Recours à la force interdit
(5) La personne qui pénètre sur des terrains ou dans des lieux en vertu du paragraphe (1) ou (3) ne doit pas recourir à la force pour ce faire.
Mandat d’entrée
(6) Un juge de paix peut décerner un mandat autorisant le commissaire des incendies ou un chef des pompiers qui y est nommé à pénétrer sur des terrains ou dans des lieux et à y exercer n’importe lequel des pouvoirs visés au paragraphe (2) ou (3) s’il est convaincu, sur la foi de témoignages recueillis sous serment, qu’il existe des motifs raisonnables de croire que l’entrée sur les terrains ou dans les lieux est nécessaire pour effectuer une enquête sur la cause d’un incendie ou déterminer si une substance ou un dispositif susceptible de causer un incendie s’y trouve et que, selon le cas :
a) le commissaire des incendies ou le chef des pompiers s’est vu refuser l’entrée sur les terrains ou dans les lieux ou empêcher d’exercer quelque autre de ses pouvoirs à l’égard des terrains ou des lieux;
b) il existe des motifs raisonnables de croire que le commissaire des incendies ou le chef des pompiers se verra refuser l’entrée sur les terrains ou dans les lieux ou empêcher d’exercer quelque autre de ses pouvoirs à l’égard des terrains ou des lieux.
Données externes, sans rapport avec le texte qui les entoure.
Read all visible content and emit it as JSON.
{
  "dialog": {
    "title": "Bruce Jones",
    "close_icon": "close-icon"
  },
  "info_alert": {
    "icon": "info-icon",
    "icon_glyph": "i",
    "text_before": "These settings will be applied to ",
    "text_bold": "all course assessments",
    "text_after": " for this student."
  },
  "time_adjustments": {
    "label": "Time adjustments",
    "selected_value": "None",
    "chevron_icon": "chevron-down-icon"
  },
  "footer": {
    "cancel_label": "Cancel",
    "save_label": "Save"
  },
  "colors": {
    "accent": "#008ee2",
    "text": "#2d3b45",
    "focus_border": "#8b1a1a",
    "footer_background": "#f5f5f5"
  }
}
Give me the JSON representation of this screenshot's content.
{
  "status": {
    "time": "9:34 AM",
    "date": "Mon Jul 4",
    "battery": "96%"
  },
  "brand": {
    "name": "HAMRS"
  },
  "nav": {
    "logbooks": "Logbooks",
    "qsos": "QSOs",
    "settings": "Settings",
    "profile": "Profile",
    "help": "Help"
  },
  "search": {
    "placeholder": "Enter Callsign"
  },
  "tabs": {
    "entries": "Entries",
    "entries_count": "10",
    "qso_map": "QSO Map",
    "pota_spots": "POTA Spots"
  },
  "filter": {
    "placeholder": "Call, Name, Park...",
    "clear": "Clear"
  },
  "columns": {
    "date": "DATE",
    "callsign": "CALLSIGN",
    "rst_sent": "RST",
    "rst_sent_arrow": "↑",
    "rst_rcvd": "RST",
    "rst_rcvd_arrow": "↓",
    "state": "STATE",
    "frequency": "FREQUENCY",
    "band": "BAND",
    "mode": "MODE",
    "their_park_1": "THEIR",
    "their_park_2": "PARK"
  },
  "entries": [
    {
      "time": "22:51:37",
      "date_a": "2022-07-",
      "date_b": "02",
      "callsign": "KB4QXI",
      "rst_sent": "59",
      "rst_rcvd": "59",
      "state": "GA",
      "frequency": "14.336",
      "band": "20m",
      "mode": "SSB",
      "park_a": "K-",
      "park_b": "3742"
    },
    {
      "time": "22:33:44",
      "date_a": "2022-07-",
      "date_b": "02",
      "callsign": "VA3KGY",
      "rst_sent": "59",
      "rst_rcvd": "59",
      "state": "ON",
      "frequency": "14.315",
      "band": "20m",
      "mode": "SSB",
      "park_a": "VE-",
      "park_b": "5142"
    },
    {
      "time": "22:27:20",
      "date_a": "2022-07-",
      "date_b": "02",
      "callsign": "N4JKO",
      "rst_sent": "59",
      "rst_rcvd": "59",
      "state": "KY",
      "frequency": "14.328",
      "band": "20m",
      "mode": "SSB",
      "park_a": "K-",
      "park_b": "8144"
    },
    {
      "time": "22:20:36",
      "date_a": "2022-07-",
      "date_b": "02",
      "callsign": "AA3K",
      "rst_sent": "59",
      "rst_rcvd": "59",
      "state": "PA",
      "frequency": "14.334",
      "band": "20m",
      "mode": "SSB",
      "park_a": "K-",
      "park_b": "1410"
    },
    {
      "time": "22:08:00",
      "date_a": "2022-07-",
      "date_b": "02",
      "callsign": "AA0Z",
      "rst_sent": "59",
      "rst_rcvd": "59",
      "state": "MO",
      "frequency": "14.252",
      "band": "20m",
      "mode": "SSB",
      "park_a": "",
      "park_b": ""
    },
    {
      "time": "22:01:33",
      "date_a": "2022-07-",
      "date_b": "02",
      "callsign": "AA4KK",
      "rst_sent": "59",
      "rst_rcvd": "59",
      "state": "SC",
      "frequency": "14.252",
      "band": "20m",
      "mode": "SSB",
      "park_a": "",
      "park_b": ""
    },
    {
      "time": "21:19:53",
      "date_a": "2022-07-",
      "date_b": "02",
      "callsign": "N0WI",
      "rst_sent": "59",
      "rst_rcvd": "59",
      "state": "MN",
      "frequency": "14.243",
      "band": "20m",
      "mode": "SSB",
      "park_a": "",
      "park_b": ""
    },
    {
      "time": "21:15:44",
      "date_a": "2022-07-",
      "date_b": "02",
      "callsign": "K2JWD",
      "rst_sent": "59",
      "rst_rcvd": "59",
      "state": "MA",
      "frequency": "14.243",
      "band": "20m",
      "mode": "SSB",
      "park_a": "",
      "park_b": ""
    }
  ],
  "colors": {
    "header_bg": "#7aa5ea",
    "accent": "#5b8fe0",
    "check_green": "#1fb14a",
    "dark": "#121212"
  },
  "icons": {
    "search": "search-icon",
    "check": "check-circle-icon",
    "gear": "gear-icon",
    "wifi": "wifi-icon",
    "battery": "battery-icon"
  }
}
Exécution et expiration du mandat
(7) Le mandat décerné en vertu du paragraphe (6) :
a) d’une part, précise les heures, qui peuvent tomber à n’importe quel moment du jour ou de la nuit, pendant lesquelles il peut être exécuté;
b) d’autre part, porte une date d’expiration.
Prorogation du mandat
(8) Un juge de paix peut reporter la date d’expiration du mandat de toutes périodes supplémentaires qu’il estime nécessaires.
Recours à la force
(9) La personne autorisée par un mandat décerné en vertu du paragraphe (6) à pénétrer sur des terrains ou dans des lieux pour y faire une chose peut recourir aux agents de police et à la force nécessaires à cette fin.
Demande sans préavis
(10) Un juge de paix peut recevoir et étudier une demande de mandat ou de prorogation de mandat présentée en vertu du présent article sans donner de préavis au propriétaire ou à l’occupant des terrains ou des lieux. 1997, chap. 4, art. 14.
Danger immédiat pour la vie
15. (1) Si le commissaire des incendies, un de ses assistants ou un chef des pompiers a des motifs raisonnables de croire qu’un risque d’incendie présente un danger immédiat pour la vie, il peut, sans mandat, pénétrer sur des terrains ou dans des lieux, et peut, dans le but d’éliminer ou de réduire le danger :
a) évacuer des personnes qui se trouvent sur les terrains ou dans les lieux;
b) établir un piquet d’incendie;
c) enlever tout ce qui peut constituer un risque d’incendie, notamment les matières combustibles ou explosives;
c.1) éliminer toute matière ou chose enlevée en vertu de l’alinéa c), conformément aux directives données par le commissaire des incendies;
d) éliminer les sources d’inflammation;
e) installer des dispositifs de protection temporaires, notamment des extincteurs et des détecteurs de fumée;
f) effectuer des petites réparations aux systèmes de sécurité-incendie en place;
g) prendre toute autre mesure qu’il a des motifs raisonnables de croire urgente en vue d’éliminer ou de réduire le danger pour la vie. 1997, chap. 4, par. 15 (1); 2002, chap. 18, annexe N, art. 3.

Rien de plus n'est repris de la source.